Crédit : Nicolas Joubard

Crédit : Nicolas Joubard

Vous l’aurez compris, ces trois jours furent intenses. On en a pris plein les yeux et les oreilles, parce que les Trans Musicales au final, c’est autant un marathon qu’un festival. À un bilan très positif, j’ajouterai juste une déception : la physionomie du festival, et la fatigue aussi, il faut bien se l’avouer, ne permettaient pas de tout voir. Il paraîtrait par exemple que le concert de Kate Tempest, jeudi soir, était incroyable.
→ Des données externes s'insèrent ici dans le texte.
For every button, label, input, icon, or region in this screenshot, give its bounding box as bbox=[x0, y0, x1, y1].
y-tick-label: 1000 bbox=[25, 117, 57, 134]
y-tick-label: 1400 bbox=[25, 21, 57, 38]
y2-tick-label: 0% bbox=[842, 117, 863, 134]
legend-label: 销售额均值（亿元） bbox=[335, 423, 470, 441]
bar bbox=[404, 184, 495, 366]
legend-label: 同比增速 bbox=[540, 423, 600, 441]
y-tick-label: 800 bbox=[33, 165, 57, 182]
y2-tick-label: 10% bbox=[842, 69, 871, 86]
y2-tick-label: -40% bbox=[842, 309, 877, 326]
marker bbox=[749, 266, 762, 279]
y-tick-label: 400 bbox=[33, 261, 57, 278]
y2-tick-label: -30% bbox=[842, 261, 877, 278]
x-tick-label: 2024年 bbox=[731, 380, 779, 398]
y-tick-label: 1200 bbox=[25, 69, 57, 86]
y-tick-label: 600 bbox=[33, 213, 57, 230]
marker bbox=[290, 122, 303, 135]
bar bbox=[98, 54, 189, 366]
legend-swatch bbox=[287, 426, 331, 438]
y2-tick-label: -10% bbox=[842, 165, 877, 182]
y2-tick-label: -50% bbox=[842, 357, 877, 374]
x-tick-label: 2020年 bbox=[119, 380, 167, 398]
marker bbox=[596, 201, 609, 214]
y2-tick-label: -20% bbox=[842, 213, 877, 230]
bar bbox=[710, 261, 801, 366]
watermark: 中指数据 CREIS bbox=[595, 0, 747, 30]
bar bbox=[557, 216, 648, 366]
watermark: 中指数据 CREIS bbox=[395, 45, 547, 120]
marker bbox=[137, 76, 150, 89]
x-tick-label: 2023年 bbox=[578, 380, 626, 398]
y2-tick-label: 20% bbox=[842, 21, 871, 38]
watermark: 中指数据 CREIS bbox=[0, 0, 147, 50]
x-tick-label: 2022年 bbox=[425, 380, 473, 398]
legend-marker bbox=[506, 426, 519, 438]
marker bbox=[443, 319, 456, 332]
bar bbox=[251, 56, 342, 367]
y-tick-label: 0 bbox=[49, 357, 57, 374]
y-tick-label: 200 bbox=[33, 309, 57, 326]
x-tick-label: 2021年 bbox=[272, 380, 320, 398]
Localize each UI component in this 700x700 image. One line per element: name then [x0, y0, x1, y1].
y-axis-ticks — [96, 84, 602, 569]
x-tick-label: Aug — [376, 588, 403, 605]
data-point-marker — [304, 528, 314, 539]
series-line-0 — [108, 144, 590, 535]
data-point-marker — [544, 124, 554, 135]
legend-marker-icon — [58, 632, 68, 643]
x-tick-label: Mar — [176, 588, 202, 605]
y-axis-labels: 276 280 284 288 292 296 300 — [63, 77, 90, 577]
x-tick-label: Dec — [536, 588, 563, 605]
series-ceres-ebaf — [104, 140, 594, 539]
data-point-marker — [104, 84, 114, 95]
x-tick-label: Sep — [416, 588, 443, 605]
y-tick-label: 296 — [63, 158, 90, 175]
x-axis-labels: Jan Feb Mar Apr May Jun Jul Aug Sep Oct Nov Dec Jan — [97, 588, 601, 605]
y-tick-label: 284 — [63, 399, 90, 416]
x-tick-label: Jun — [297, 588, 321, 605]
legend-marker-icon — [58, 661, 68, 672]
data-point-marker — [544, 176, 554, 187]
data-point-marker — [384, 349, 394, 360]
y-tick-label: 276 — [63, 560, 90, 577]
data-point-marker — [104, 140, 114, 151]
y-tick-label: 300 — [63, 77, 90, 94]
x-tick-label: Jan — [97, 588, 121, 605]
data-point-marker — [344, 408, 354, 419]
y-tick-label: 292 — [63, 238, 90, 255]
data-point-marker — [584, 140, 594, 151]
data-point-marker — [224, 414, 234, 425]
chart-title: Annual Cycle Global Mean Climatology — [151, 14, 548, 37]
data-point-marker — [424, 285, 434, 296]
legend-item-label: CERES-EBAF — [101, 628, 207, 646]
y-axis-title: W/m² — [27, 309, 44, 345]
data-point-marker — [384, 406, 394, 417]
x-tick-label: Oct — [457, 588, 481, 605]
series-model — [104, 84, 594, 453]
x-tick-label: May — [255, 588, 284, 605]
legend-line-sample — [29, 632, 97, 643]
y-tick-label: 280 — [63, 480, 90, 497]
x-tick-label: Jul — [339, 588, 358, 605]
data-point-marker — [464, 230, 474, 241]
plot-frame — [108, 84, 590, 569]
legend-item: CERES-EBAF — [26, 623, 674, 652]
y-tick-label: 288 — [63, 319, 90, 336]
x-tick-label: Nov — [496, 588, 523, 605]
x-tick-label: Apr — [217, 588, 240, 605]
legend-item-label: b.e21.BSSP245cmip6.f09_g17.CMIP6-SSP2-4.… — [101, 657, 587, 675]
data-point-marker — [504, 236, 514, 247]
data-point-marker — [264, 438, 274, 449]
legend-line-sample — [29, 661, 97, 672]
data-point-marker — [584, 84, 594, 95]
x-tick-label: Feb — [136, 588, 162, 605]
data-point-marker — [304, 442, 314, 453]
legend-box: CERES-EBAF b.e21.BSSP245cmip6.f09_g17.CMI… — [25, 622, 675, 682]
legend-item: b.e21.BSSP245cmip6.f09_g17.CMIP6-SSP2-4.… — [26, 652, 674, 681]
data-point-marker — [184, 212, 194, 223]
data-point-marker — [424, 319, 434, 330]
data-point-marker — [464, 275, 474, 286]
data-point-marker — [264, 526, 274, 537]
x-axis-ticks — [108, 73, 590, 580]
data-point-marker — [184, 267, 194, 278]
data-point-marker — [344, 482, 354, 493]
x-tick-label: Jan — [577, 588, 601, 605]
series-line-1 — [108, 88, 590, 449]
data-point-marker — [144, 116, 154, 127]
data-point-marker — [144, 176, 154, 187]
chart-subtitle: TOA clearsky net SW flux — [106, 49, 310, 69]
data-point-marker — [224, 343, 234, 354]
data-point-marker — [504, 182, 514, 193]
Il est important de souligner aussi que le festival prend le parti de la découverte et de l’audace, remettant chaque année en jeu son titre du « festival le plus novateur », pour ne jamais lasser son public. Les Trans Musicales ont encore cette année été égales à elles-même : excitantes, éreintantes, folles et riches en découvertes. Merci Jean Louis, et à l’année prochaine.